Claim Suicidal Thoughts
A debatable one this. Claiming to be thinking about topping yourself has several benefits. If you can keep it up, it might just bump up any compensation payable later. On the other hand you may find yourself in a paper suit with someone watching your every move.
Always always always have a solicitor
Duh. No brainer this one. Unless you know 100% for sure that your mate the solicitor does criminal law and is good at it, ask for the Duty Solicitor. They certainly do criminal law and they are good at it. Then listen to what the solicitor says and do it. Their job is to get you off without the Cops or CPS laying a glove on you if at all possible. It is what they get paid for. They are free to you. There is no down side. Now decent folks think it makes them look like they have something to hide if they ask for a solicitor. Irrelevant. Going into an interview without a solicitor is like taking a walk in Tottenham with a big gold Rolex. Bad things are very likely to happen to you. I wouldn’t do it and I interview people for a living.
Actively complain about every officer and everything they do
Did they cuff you when they brought you in? Were they rude to you? Did they racially or homophobically abuse you? Didn’t get fed? Cell too cold? You are decent folk who don’t want to make a fuss but trust me, it pays to whinge and no matter how trivial and / or poorly founded your complaint there are people who will uncritically listen to you and try and prove the complaint on your behalf. Some of them are even police officers. Nothing like a complaint to muddy the waters and suggest that you are only in court because the vindictive Cops have a grudge against you. Far fetched? Wait until your solicitor spins it in court and you come over as Ghandi.
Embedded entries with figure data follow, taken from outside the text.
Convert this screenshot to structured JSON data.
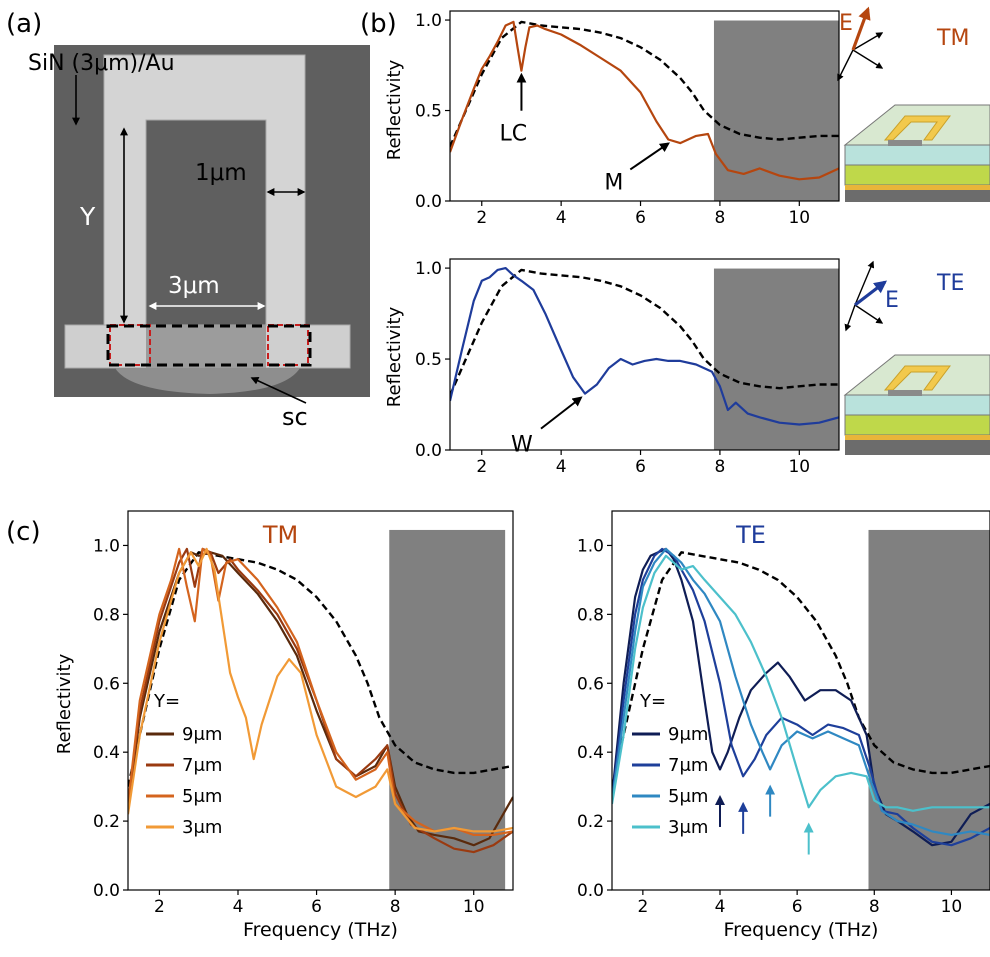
{
  "figure": {
    "panel_labels": [
      "(a)",
      "(b)",
      "(c)"
    ],
    "colors": {
      "tm": "#b5460f",
      "te": "#1f3c9b",
      "reference": "#000000",
      "shaded": "#808080",
      "tm_series": [
        "#5a2a0c",
        "#9a3a10",
        "#d4641e",
        "#f19a36"
      ],
      "te_series": [
        "#0f1d55",
        "#1e3f9a",
        "#2f88c2",
        "#4cc0cb"
      ]
    }
  },
  "sem": {
    "material_label": "SiN (3μm)/Au",
    "y_label": "Y",
    "width_label": "1μm",
    "gap_label": "3μm",
    "sc_label": "sc"
  },
  "chart_data": [
    {
      "id": "b-tm",
      "type": "line",
      "ylabel": "Reflectivity",
      "xlim": [
        1.2,
        11
      ],
      "ylim": [
        0,
        1.05
      ],
      "xticks": [
        2,
        4,
        6,
        8,
        10
      ],
      "yticks": [
        "0.0",
        "0.5",
        "1.0"
      ],
      "shaded_x": [
        7.85,
        11
      ],
      "polarization": "TM",
      "field_label": "E",
      "annotations": [
        {
          "text": "LC",
          "x": 3.0,
          "y": 0.72
        },
        {
          "text": "M",
          "x": 6.7,
          "y": 0.34
        }
      ],
      "series": [
        {
          "role": "reference",
          "x": [
            1.2,
            1.5,
            2.0,
            2.5,
            3.0,
            3.5,
            4.0,
            4.5,
            5.0,
            5.5,
            6.0,
            6.5,
            7.0,
            7.3,
            7.6,
            8.0,
            8.5,
            9.0,
            9.5,
            10.0,
            10.5,
            11.0
          ],
          "y": [
            0.3,
            0.45,
            0.7,
            0.9,
            0.99,
            0.97,
            0.96,
            0.95,
            0.93,
            0.9,
            0.85,
            0.78,
            0.68,
            0.6,
            0.5,
            0.42,
            0.37,
            0.35,
            0.34,
            0.35,
            0.36,
            0.36
          ]
        },
        {
          "role": "measured",
          "x": [
            1.2,
            1.5,
            1.8,
            2.0,
            2.2,
            2.4,
            2.6,
            2.8,
            2.9,
            3.0,
            3.1,
            3.2,
            3.4,
            3.6,
            4.0,
            4.5,
            5.0,
            5.5,
            6.0,
            6.4,
            6.7,
            7.0,
            7.4,
            7.7,
            7.9,
            8.2,
            8.6,
            9.0,
            9.5,
            10.0,
            10.5,
            11.0
          ],
          "y": [
            0.27,
            0.45,
            0.62,
            0.73,
            0.8,
            0.88,
            0.97,
            0.99,
            0.85,
            0.72,
            0.85,
            0.96,
            0.97,
            0.95,
            0.92,
            0.86,
            0.79,
            0.72,
            0.6,
            0.44,
            0.34,
            0.32,
            0.36,
            0.37,
            0.26,
            0.17,
            0.15,
            0.18,
            0.14,
            0.12,
            0.13,
            0.18
          ]
        }
      ]
    },
    {
      "id": "b-te",
      "type": "line",
      "ylabel": "Reflectivity",
      "xlim": [
        1.2,
        11
      ],
      "ylim": [
        0,
        1.05
      ],
      "xticks": [
        2,
        4,
        6,
        8,
        10
      ],
      "yticks": [
        "0.0",
        "0.5",
        "1.0"
      ],
      "shaded_x": [
        7.85,
        11
      ],
      "polarization": "TE",
      "field_label": "E",
      "annotations": [
        {
          "text": "W",
          "x": 4.5,
          "y": 0.31
        }
      ],
      "series": [
        {
          "role": "reference",
          "x": [
            1.2,
            1.5,
            2.0,
            2.5,
            3.0,
            3.5,
            4.0,
            4.5,
            5.0,
            5.5,
            6.0,
            6.5,
            7.0,
            7.3,
            7.6,
            8.0,
            8.5,
            9.0,
            9.5,
            10.0,
            10.5,
            11.0
          ],
          "y": [
            0.3,
            0.45,
            0.7,
            0.9,
            0.99,
            0.97,
            0.96,
            0.95,
            0.93,
            0.9,
            0.85,
            0.78,
            0.68,
            0.6,
            0.5,
            0.42,
            0.37,
            0.35,
            0.34,
            0.35,
            0.36,
            0.36
          ]
        },
        {
          "role": "measured",
          "x": [
            1.2,
            1.5,
            1.8,
            2.0,
            2.2,
            2.4,
            2.6,
            2.8,
            3.0,
            3.3,
            3.6,
            4.0,
            4.3,
            4.6,
            4.9,
            5.2,
            5.5,
            5.8,
            6.1,
            6.4,
            6.7,
            7.0,
            7.4,
            7.8,
            8.0,
            8.2,
            8.4,
            8.7,
            9.0,
            9.5,
            10.0,
            10.5,
            11.0
          ],
          "y": [
            0.27,
            0.55,
            0.82,
            0.93,
            0.95,
            0.99,
            1.0,
            0.96,
            0.93,
            0.88,
            0.75,
            0.55,
            0.4,
            0.31,
            0.36,
            0.45,
            0.5,
            0.47,
            0.49,
            0.5,
            0.49,
            0.49,
            0.47,
            0.43,
            0.35,
            0.22,
            0.26,
            0.2,
            0.18,
            0.15,
            0.14,
            0.15,
            0.18
          ]
        }
      ]
    },
    {
      "id": "c-tm",
      "type": "line",
      "title": "TM",
      "xlabel": "Frequency (THz)",
      "ylabel": "Reflectivity",
      "xlim": [
        1.2,
        11
      ],
      "ylim": [
        0,
        1.1
      ],
      "xticks": [
        2,
        4,
        6,
        8,
        10
      ],
      "yticks": [
        "0.0",
        "0.2",
        "0.4",
        "0.6",
        "0.8",
        "1.0"
      ],
      "shaded_x": [
        7.85,
        10.8
      ],
      "legend_title": "Y=",
      "legend_position": "lower-left",
      "series": [
        {
          "role": "reference",
          "x": [
            1.2,
            1.5,
            2.0,
            2.5,
            3.0,
            3.5,
            4.0,
            4.5,
            5.0,
            5.5,
            6.0,
            6.5,
            7.0,
            7.3,
            7.6,
            8.0,
            8.5,
            9.0,
            9.5,
            10.0,
            10.5,
            11.0
          ],
          "y": [
            0.3,
            0.45,
            0.7,
            0.9,
            0.98,
            0.97,
            0.96,
            0.95,
            0.93,
            0.9,
            0.85,
            0.78,
            0.68,
            0.6,
            0.5,
            0.42,
            0.37,
            0.35,
            0.34,
            0.34,
            0.35,
            0.36
          ]
        },
        {
          "name": "9μm",
          "x": [
            1.2,
            1.5,
            2.0,
            2.5,
            2.8,
            3.0,
            3.3,
            3.6,
            4.0,
            4.5,
            5.0,
            5.5,
            6.0,
            6.5,
            7.0,
            7.5,
            7.8,
            8.0,
            8.3,
            8.6,
            9.0,
            9.5,
            10.0,
            10.4,
            11.0
          ],
          "y": [
            0.24,
            0.5,
            0.75,
            0.92,
            0.98,
            0.97,
            0.98,
            0.97,
            0.92,
            0.86,
            0.78,
            0.68,
            0.52,
            0.38,
            0.33,
            0.36,
            0.42,
            0.3,
            0.22,
            0.17,
            0.16,
            0.15,
            0.13,
            0.15,
            0.27
          ]
        },
        {
          "name": "7μm",
          "x": [
            1.2,
            1.5,
            2.0,
            2.5,
            2.7,
            2.9,
            3.1,
            3.3,
            3.5,
            3.8,
            4.0,
            4.5,
            5.0,
            5.5,
            6.0,
            6.5,
            7.0,
            7.5,
            7.8,
            8.0,
            8.4,
            9.0,
            9.5,
            10.0,
            10.5,
            11.0
          ],
          "y": [
            0.25,
            0.52,
            0.78,
            0.95,
            0.99,
            0.88,
            0.99,
            0.98,
            0.92,
            0.96,
            0.93,
            0.87,
            0.8,
            0.7,
            0.55,
            0.38,
            0.33,
            0.38,
            0.42,
            0.28,
            0.19,
            0.15,
            0.12,
            0.11,
            0.13,
            0.17
          ]
        },
        {
          "name": "5μm",
          "x": [
            1.2,
            1.5,
            2.0,
            2.3,
            2.5,
            2.7,
            2.9,
            3.1,
            3.3,
            3.5,
            3.7,
            4.0,
            4.5,
            5.0,
            5.5,
            6.0,
            6.5,
            7.0,
            7.5,
            7.8,
            8.0,
            8.5,
            9.0,
            9.5,
            10.0,
            10.5,
            11.0
          ],
          "y": [
            0.25,
            0.55,
            0.8,
            0.9,
            0.99,
            0.88,
            0.78,
            0.99,
            0.97,
            0.84,
            0.95,
            0.96,
            0.9,
            0.82,
            0.72,
            0.55,
            0.4,
            0.32,
            0.35,
            0.4,
            0.25,
            0.2,
            0.17,
            0.18,
            0.16,
            0.16,
            0.17
          ]
        },
        {
          "name": "3μm",
          "x": [
            1.2,
            1.5,
            2.0,
            2.5,
            2.8,
            3.0,
            3.2,
            3.4,
            3.6,
            3.8,
            4.0,
            4.2,
            4.4,
            4.6,
            4.8,
            5.0,
            5.3,
            5.6,
            6.0,
            6.5,
            7.0,
            7.5,
            7.8,
            8.0,
            8.5,
            9.0,
            9.5,
            10.0,
            10.5,
            11.0
          ],
          "y": [
            0.22,
            0.45,
            0.72,
            0.92,
            0.98,
            0.94,
            0.99,
            0.93,
            0.78,
            0.63,
            0.56,
            0.5,
            0.38,
            0.48,
            0.55,
            0.62,
            0.67,
            0.63,
            0.45,
            0.3,
            0.27,
            0.3,
            0.35,
            0.25,
            0.18,
            0.17,
            0.18,
            0.17,
            0.17,
            0.18
          ]
        }
      ]
    },
    {
      "id": "c-te",
      "type": "line",
      "title": "TE",
      "xlabel": "Frequency (THz)",
      "xlim": [
        1.2,
        11
      ],
      "ylim": [
        0,
        1.1
      ],
      "xticks": [
        2,
        4,
        6,
        8,
        10
      ],
      "yticks": [
        "0.0",
        "0.2",
        "0.4",
        "0.6",
        "0.8",
        "1.0"
      ],
      "shaded_x": [
        7.85,
        11
      ],
      "legend_title": "Y=",
      "legend_position": "lower-left",
      "arrow_markers": [
        {
          "x": 4.0,
          "y": 0.27
        },
        {
          "x": 4.6,
          "y": 0.25
        },
        {
          "x": 5.3,
          "y": 0.3
        },
        {
          "x": 6.3,
          "y": 0.19
        }
      ],
      "series": [
        {
          "role": "reference",
          "x": [
            1.2,
            1.5,
            2.0,
            2.5,
            3.0,
            3.5,
            4.0,
            4.5,
            5.0,
            5.5,
            6.0,
            6.5,
            7.0,
            7.3,
            7.6,
            8.0,
            8.5,
            9.0,
            9.5,
            10.0,
            10.5,
            11.0
          ],
          "y": [
            0.3,
            0.45,
            0.7,
            0.9,
            0.98,
            0.97,
            0.96,
            0.95,
            0.93,
            0.9,
            0.85,
            0.78,
            0.68,
            0.6,
            0.5,
            0.42,
            0.37,
            0.35,
            0.34,
            0.34,
            0.35,
            0.36
          ]
        },
        {
          "name": "9μm",
          "x": [
            1.2,
            1.5,
            1.8,
            2.0,
            2.2,
            2.4,
            2.6,
            2.8,
            3.0,
            3.3,
            3.6,
            3.8,
            4.0,
            4.2,
            4.5,
            4.8,
            5.2,
            5.5,
            5.8,
            6.2,
            6.6,
            7.0,
            7.4,
            7.8,
            8.0,
            8.3,
            8.6,
            9.0,
            9.5,
            10.0,
            10.5,
            11.0
          ],
          "y": [
            0.27,
            0.6,
            0.85,
            0.93,
            0.97,
            0.98,
            0.99,
            0.96,
            0.9,
            0.78,
            0.55,
            0.4,
            0.35,
            0.4,
            0.5,
            0.58,
            0.63,
            0.66,
            0.62,
            0.55,
            0.58,
            0.58,
            0.55,
            0.45,
            0.3,
            0.22,
            0.2,
            0.17,
            0.13,
            0.14,
            0.22,
            0.25
          ]
        },
        {
          "name": "7μm",
          "x": [
            1.2,
            1.5,
            1.8,
            2.0,
            2.3,
            2.5,
            2.8,
            3.0,
            3.3,
            3.6,
            4.0,
            4.3,
            4.6,
            4.9,
            5.2,
            5.6,
            6.0,
            6.4,
            6.8,
            7.2,
            7.6,
            7.9,
            8.2,
            8.6,
            9.0,
            9.5,
            10.0,
            10.5,
            11.0
          ],
          "y": [
            0.26,
            0.55,
            0.8,
            0.9,
            0.97,
            0.99,
            0.97,
            0.93,
            0.87,
            0.78,
            0.6,
            0.42,
            0.33,
            0.38,
            0.45,
            0.5,
            0.48,
            0.45,
            0.48,
            0.47,
            0.45,
            0.35,
            0.23,
            0.22,
            0.18,
            0.14,
            0.13,
            0.15,
            0.18
          ]
        },
        {
          "name": "5μm",
          "x": [
            1.2,
            1.5,
            1.8,
            2.0,
            2.3,
            2.6,
            2.8,
            3.0,
            3.3,
            3.6,
            4.0,
            4.4,
            4.8,
            5.1,
            5.3,
            5.6,
            6.0,
            6.4,
            6.8,
            7.2,
            7.6,
            7.9,
            8.2,
            8.6,
            9.0,
            9.5,
            10.0,
            10.5,
            11.0
          ],
          "y": [
            0.26,
            0.5,
            0.75,
            0.88,
            0.95,
            0.99,
            0.97,
            0.95,
            0.9,
            0.86,
            0.78,
            0.62,
            0.48,
            0.4,
            0.35,
            0.42,
            0.46,
            0.44,
            0.46,
            0.44,
            0.42,
            0.32,
            0.23,
            0.2,
            0.19,
            0.17,
            0.16,
            0.17,
            0.16
          ]
        },
        {
          "name": "3μm",
          "x": [
            1.2,
            1.5,
            1.8,
            2.0,
            2.3,
            2.6,
            2.8,
            3.0,
            3.3,
            3.6,
            4.0,
            4.4,
            4.8,
            5.2,
            5.6,
            6.0,
            6.3,
            6.6,
            7.0,
            7.4,
            7.8,
            8.0,
            8.3,
            8.6,
            9.0,
            9.5,
            10.0,
            10.5,
            11.0
          ],
          "y": [
            0.25,
            0.45,
            0.7,
            0.82,
            0.92,
            0.97,
            0.95,
            0.93,
            0.94,
            0.9,
            0.85,
            0.8,
            0.72,
            0.62,
            0.5,
            0.35,
            0.24,
            0.29,
            0.33,
            0.34,
            0.33,
            0.26,
            0.24,
            0.24,
            0.23,
            0.24,
            0.24,
            0.24,
            0.24
          ]
        }
      ]
    }
  ]
}
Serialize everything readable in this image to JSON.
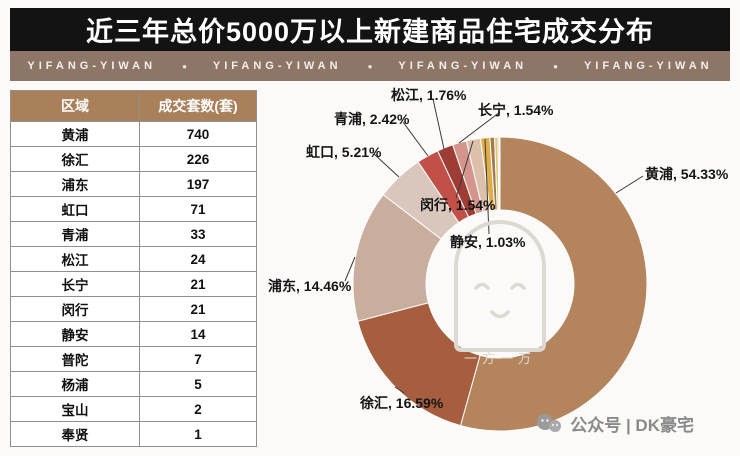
{
  "header": {
    "title": "近三年总价5000万以上新建商品住宅成交分布"
  },
  "banner": {
    "items": [
      "YIFANG-YIWAN",
      "YIFANG-YIWAN",
      "YIFANG-YIWAN",
      "YIFANG-YIWAN"
    ],
    "separator": "●",
    "bg_color": "#8d7668"
  },
  "table": {
    "headers": [
      "区域",
      "成交套数(套)"
    ],
    "header_bg": "#a9805a",
    "rows": [
      [
        "黄浦",
        "740"
      ],
      [
        "徐汇",
        "226"
      ],
      [
        "浦东",
        "197"
      ],
      [
        "虹口",
        "71"
      ],
      [
        "青浦",
        "33"
      ],
      [
        "松江",
        "24"
      ],
      [
        "长宁",
        "21"
      ],
      [
        "闵行",
        "21"
      ],
      [
        "静安",
        "14"
      ],
      [
        "普陀",
        "7"
      ],
      [
        "杨浦",
        "5"
      ],
      [
        "宝山",
        "2"
      ],
      [
        "奉贤",
        "1"
      ]
    ]
  },
  "chart_data": {
    "type": "pie",
    "donut": true,
    "title": "近三年总价5000万以上新建商品住宅成交分布",
    "legend_position": "none",
    "start_angle_deg": -90,
    "direction": "clockwise",
    "slices": [
      {
        "name": "黄浦",
        "value": 740,
        "pct": 54.33,
        "label": "黄浦, 54.33%",
        "color": "#B4855D"
      },
      {
        "name": "徐汇",
        "value": 226,
        "pct": 16.59,
        "label": "徐汇, 16.59%",
        "color": "#A65E3F"
      },
      {
        "name": "浦东",
        "value": 197,
        "pct": 14.46,
        "label": "浦东, 14.46%",
        "color": "#C9AD9D"
      },
      {
        "name": "虹口",
        "value": 71,
        "pct": 5.21,
        "label": "虹口, 5.21%",
        "color": "#D9C6BC"
      },
      {
        "name": "青浦",
        "value": 33,
        "pct": 2.42,
        "label": "青浦, 2.42%",
        "color": "#C24F48"
      },
      {
        "name": "松江",
        "value": 24,
        "pct": 1.76,
        "label": "松江, 1.76%",
        "color": "#9E3D36"
      },
      {
        "name": "长宁",
        "value": 21,
        "pct": 1.54,
        "label": "长宁, 1.54%",
        "color": "#D5948C"
      },
      {
        "name": "闵行",
        "value": 21,
        "pct": 1.54,
        "label": "闵行, 1.54%",
        "color": "#DCC0AC"
      },
      {
        "name": "静安",
        "value": 14,
        "pct": 1.03,
        "label": "静安, 1.03%",
        "color": "#DFAD4B"
      },
      {
        "name": "普陀",
        "value": 7,
        "pct": 0.51,
        "label": "",
        "color": "#A07C50"
      },
      {
        "name": "杨浦",
        "value": 5,
        "pct": 0.37,
        "label": "",
        "color": "#E2C673"
      },
      {
        "name": "宝山",
        "value": 2,
        "pct": 0.15,
        "label": "",
        "color": "#8F8F8F"
      },
      {
        "name": "奉贤",
        "value": 1,
        "pct": 0.07,
        "label": "",
        "color": "#C8C8C8"
      }
    ]
  },
  "watermark": {
    "text": "一方一万"
  },
  "footer": {
    "text": "公众号 | DK豪宅"
  }
}
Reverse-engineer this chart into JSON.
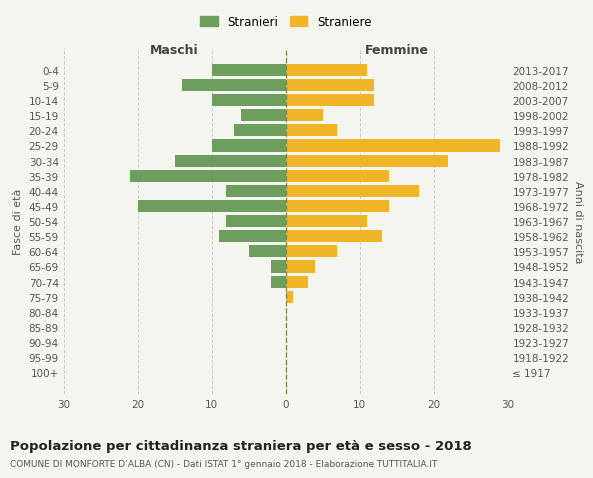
{
  "age_groups": [
    "100+",
    "95-99",
    "90-94",
    "85-89",
    "80-84",
    "75-79",
    "70-74",
    "65-69",
    "60-64",
    "55-59",
    "50-54",
    "45-49",
    "40-44",
    "35-39",
    "30-34",
    "25-29",
    "20-24",
    "15-19",
    "10-14",
    "5-9",
    "0-4"
  ],
  "birth_years": [
    "≤ 1917",
    "1918-1922",
    "1923-1927",
    "1928-1932",
    "1933-1937",
    "1938-1942",
    "1943-1947",
    "1948-1952",
    "1953-1957",
    "1958-1962",
    "1963-1967",
    "1968-1972",
    "1973-1977",
    "1978-1982",
    "1983-1987",
    "1988-1992",
    "1993-1997",
    "1998-2002",
    "2003-2007",
    "2008-2012",
    "2013-2017"
  ],
  "males": [
    0,
    0,
    0,
    0,
    0,
    0,
    2,
    2,
    5,
    9,
    8,
    20,
    8,
    21,
    15,
    10,
    7,
    6,
    10,
    14,
    10
  ],
  "females": [
    0,
    0,
    0,
    0,
    0,
    1,
    3,
    4,
    7,
    13,
    11,
    14,
    18,
    14,
    22,
    29,
    7,
    5,
    12,
    12,
    11
  ],
  "male_color": "#6e9e5e",
  "female_color": "#f0b429",
  "background_color": "#f5f5f0",
  "grid_color": "#cccccc",
  "title": "Popolazione per cittadinanza straniera per età e sesso - 2018",
  "subtitle": "COMUNE DI MONFORTE D’ALBA (CN) - Dati ISTAT 1° gennaio 2018 - Elaborazione TUTTITALIA.IT",
  "xlabel_left": "Maschi",
  "xlabel_right": "Femmine",
  "ylabel_left": "Fasce di età",
  "ylabel_right": "Anni di nascita",
  "legend_male": "Stranieri",
  "legend_female": "Straniere",
  "xlim": 30,
  "bar_height": 0.8
}
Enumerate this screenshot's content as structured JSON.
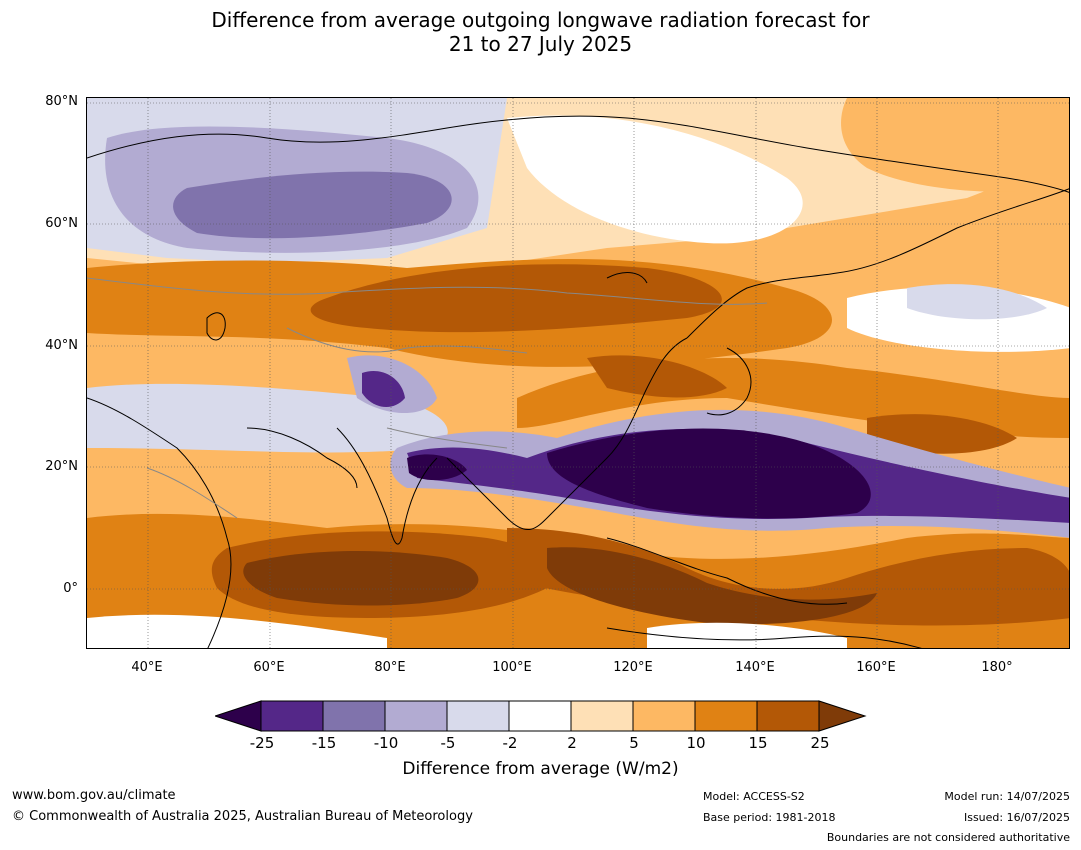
{
  "title_line1": "Difference from average outgoing longwave radiation forecast for",
  "title_line2": "21 to 27 July 2025",
  "lat_labels": [
    "80°N",
    "60°N",
    "40°N",
    "20°N",
    "0°"
  ],
  "lon_labels": [
    "40°E",
    "60°E",
    "80°E",
    "100°E",
    "120°E",
    "140°E",
    "160°E",
    "180°"
  ],
  "colorbar": {
    "ticks": [
      "-25",
      "-15",
      "-10",
      "-5",
      "-2",
      "2",
      "5",
      "10",
      "15",
      "25"
    ],
    "colors": [
      "#2d004b",
      "#542788",
      "#8073ac",
      "#b2abd2",
      "#d8daeb",
      "#ffffff",
      "#fee0b6",
      "#fdb863",
      "#e08214",
      "#b35806",
      "#7f3b08"
    ],
    "title": "Difference from average (W/m2)"
  },
  "footer": {
    "url": "www.bom.gov.au/climate",
    "copyright": "© Commonwealth of Australia 2025, Australian Bureau of Meteorology",
    "model": "Model: ACCESS-S2",
    "base_period": "Base period: 1981-2018",
    "model_run": "Model run: 14/07/2025",
    "issued": "Issued: 16/07/2025",
    "boundaries": "Boundaries are not considered authoritative"
  }
}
Show no respect to the legal system or anybody working in it
You think that if you are a difficult, unpleasant, sneering, unco-operative and rude things will go badly for you and you will be in more trouble. No sirree Bob. It seems that in fact the worse you are, the easier things will go for you if, horror of horrors, you do end up convicted. Remember to fake a drink problem if you haven’t developed one as a result of dealing with us already. Magistrates and Judges do seem to like the idea that you are basically good but the naughty alcohol made you do it. They treat you better. Crazy I know but true.
So there you go, basically anything you try and do because you are decent and staightforward hurts you badly. Act like an habitual, professional, lifestyle criminal and chances are you will walk away relatively unscathed. Copy the bad guys, its what they do for a living.
He wasn’t wrong when he wrote and published it, and he isn’t mistaken now…
I remember Nightjack, and the Times using disgusting methods to ‘out’ him. He had a lot of sensible things to say.